De multiples malformations attirent d'emblée l'attention :
1° Au niveau de l'extrémité céphalique
a) un bec-de-lièvre complet à droite ; b) une obliquité
mongoloïde des deux fentes palpébrales ; c) une brièveté anormale du cou,
accompagnée de pterygium colli plus marqué à droite ; d) des anomalies des
deux oreilles externes : plantation basse, lobules attachés, absence des deux
tragus et de la partie antérieure des deux hélix, direction générale des
pavillons, non pas verticale, mais oblique en bas et en avant ; e) hypo- et
rétrognatisme, avec saillie occipitale accentuée.
2° Sur le reste du corps
a) brièveté du thorax ; b) étroitesse du bassin : petit pelvis
; c) position anormale du membre inférieur gauche en légère adduction et
rotation interne.
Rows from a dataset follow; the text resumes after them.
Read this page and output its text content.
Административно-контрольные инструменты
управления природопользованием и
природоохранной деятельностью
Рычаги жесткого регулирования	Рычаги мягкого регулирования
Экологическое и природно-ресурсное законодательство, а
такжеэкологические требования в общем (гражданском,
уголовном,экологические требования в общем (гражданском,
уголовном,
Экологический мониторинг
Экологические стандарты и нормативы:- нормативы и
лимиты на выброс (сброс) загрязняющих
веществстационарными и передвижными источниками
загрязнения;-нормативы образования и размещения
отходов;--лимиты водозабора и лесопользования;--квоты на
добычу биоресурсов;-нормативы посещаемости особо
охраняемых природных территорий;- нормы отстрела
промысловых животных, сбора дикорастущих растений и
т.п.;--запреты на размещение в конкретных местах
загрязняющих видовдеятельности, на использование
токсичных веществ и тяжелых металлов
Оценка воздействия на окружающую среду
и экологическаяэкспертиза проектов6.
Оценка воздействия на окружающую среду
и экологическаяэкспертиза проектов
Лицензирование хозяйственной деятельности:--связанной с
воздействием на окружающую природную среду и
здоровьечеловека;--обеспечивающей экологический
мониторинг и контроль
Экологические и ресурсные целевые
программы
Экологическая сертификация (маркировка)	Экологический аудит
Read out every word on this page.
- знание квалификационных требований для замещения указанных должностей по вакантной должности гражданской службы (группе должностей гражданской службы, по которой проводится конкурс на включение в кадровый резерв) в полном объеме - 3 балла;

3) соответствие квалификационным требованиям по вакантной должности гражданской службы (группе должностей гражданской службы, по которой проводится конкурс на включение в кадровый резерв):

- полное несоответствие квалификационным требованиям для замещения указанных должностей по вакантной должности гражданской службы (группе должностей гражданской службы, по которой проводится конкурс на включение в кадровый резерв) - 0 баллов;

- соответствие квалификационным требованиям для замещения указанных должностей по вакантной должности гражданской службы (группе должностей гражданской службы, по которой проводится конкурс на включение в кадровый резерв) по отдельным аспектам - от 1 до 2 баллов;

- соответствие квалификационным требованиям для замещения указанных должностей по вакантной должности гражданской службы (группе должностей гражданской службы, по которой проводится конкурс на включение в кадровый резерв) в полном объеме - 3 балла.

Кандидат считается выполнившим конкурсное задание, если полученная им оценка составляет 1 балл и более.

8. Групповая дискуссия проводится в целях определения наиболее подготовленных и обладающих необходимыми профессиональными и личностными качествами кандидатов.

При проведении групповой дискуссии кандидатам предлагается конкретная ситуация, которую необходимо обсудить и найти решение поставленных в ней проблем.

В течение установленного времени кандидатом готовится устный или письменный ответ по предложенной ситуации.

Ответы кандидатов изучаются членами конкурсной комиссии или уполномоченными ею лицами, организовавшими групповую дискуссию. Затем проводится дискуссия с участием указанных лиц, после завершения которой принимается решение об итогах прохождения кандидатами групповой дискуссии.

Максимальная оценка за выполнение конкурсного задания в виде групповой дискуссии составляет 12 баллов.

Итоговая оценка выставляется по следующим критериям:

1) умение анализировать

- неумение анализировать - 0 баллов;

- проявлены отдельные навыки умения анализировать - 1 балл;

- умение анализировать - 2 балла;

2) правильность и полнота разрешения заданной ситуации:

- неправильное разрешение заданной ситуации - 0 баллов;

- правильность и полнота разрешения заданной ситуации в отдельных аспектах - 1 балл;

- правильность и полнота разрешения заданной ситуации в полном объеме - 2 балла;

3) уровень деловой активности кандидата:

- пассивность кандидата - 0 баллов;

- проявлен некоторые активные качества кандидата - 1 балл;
L'examen clinique (signe d'Ortolan) et le cliché
radiographique révéleront qu'il s'agit d'une luxation congénitale de la
hanche gauche ; d) au niveau des mains, la flexion bilatérale du deuxième
doigt sur le troisième ; e) au niveau des pieds, l'étroitesse des deux pieds
et une légère extension permanente des gros orteils.
3° L'examen des viscères ne révèle rien d'anormal au niveau
des poumons, ni de la rate. Le foie déborde de deux travers de doigt. Le coeur
est régulier, assez lent (104).
L'on constate un rythme anormal avec bruit de galop. Les jours
suivants, apparaîtra un souffle systolique mésocardique.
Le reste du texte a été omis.